An international team of astronomers has found that certain stars traveling in a peculiar orbit near the center of the Milky Way are the remains of a head-to-head encounter with a dwarf galaxy called Sausage.

The cataclysmic crash is one of the biggest moments in the history of the Milky Way, according to experts. Although the galaxy has been merging with a dozen of its satellites since its inception, this particular merger reshaped the structure of the Milky Way, creating the inner bulge at the center and the spherical halo circling the outer edges.

Milky Way Crash With Sausage Galaxy

Around 8 to 10 billion years ago, a dwarf galaxy smashed head-on into the Milky Way. The smaller galaxy did not survive the crash, as the strong gravitational force coming from the Milky Way tore it apart.

The researchers, however, have spotted evidence of the collision in the form of stars traveling in long, narrow orbits close to the galactic center. These sausage-like orbits, after which the galaxy was named, are called radial orbits.

"This is a telltale sign that the dwarf galaxy came in on a really eccentric orbit and its fate was sealed," says Vasily Belokuro of the University of Cambridge.

The researchers reached their conclusion after extensively studying the data gathered from the ambitious Gaia mission of the European Space Agency. The objective was to collect as much information about the positions and trajectories of the millions of stars in the Milky Way and create a three-dimensional map of the galaxy based on the data collected.

Details of the study are published in three papers in the Monthly Notices of the Royal Astronomical Society, The Astrophysical Journal Letters, and the pre-print website ArXiv.

Gaia Sausage

Using data from Gaia, the researchers were able to analyze the velocities of the stars and plot their trajectories. They found a distinctively sausage-like orbit, prompting the scientists to christen them the Gaia Sausage stars.

"These Sausage stars are what's left of the last major merger of the Milky Way," says Wyn Evans, also of the University of Cambridge.

The Milky Way continues to swallow up smaller galaxies within its vicinity. There are nine dwarfs orbiting the galaxy, but the Milky Way is currently in gobbling up the dwarf galaxy Sagittarius.

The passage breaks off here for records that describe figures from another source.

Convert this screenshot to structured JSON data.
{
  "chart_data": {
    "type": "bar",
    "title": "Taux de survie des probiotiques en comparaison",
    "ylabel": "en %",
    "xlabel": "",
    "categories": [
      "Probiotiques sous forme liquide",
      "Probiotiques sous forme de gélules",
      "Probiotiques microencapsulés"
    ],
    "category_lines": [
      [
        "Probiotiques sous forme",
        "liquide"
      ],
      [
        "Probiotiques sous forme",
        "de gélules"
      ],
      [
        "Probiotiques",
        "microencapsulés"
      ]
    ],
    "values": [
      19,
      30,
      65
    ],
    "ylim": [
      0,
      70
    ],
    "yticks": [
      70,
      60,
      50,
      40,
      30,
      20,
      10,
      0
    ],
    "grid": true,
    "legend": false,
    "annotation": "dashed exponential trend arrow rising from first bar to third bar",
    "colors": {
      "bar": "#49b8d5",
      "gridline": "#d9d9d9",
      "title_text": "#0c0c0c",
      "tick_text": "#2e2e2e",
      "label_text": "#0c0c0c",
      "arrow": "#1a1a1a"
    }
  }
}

In the next 100 million years or so, the gravitational pull from the Milky Way will likely rip Sagittarius apart in a scenario similar to what happened to the Sausage galaxy.

Sausage, however, was likely more powerful than Sagittarius. Despite its size, it wreaked a lot of havoc on the Milky Way following the collision, causing the galactic center to puff up and scattering the wreckage along the inner parts of the galaxy. The researchers believe it was this collision that shaped the Milky Way into the cosmic structure it is today.

They also found eight globular clusters left over from the crash. Globular clusters are ancient spherical clusters of stars typically found in larger galaxies. Although Sausage was a dwarf galaxy, the scientists believe it must have been large enough to harbor its own star clusters.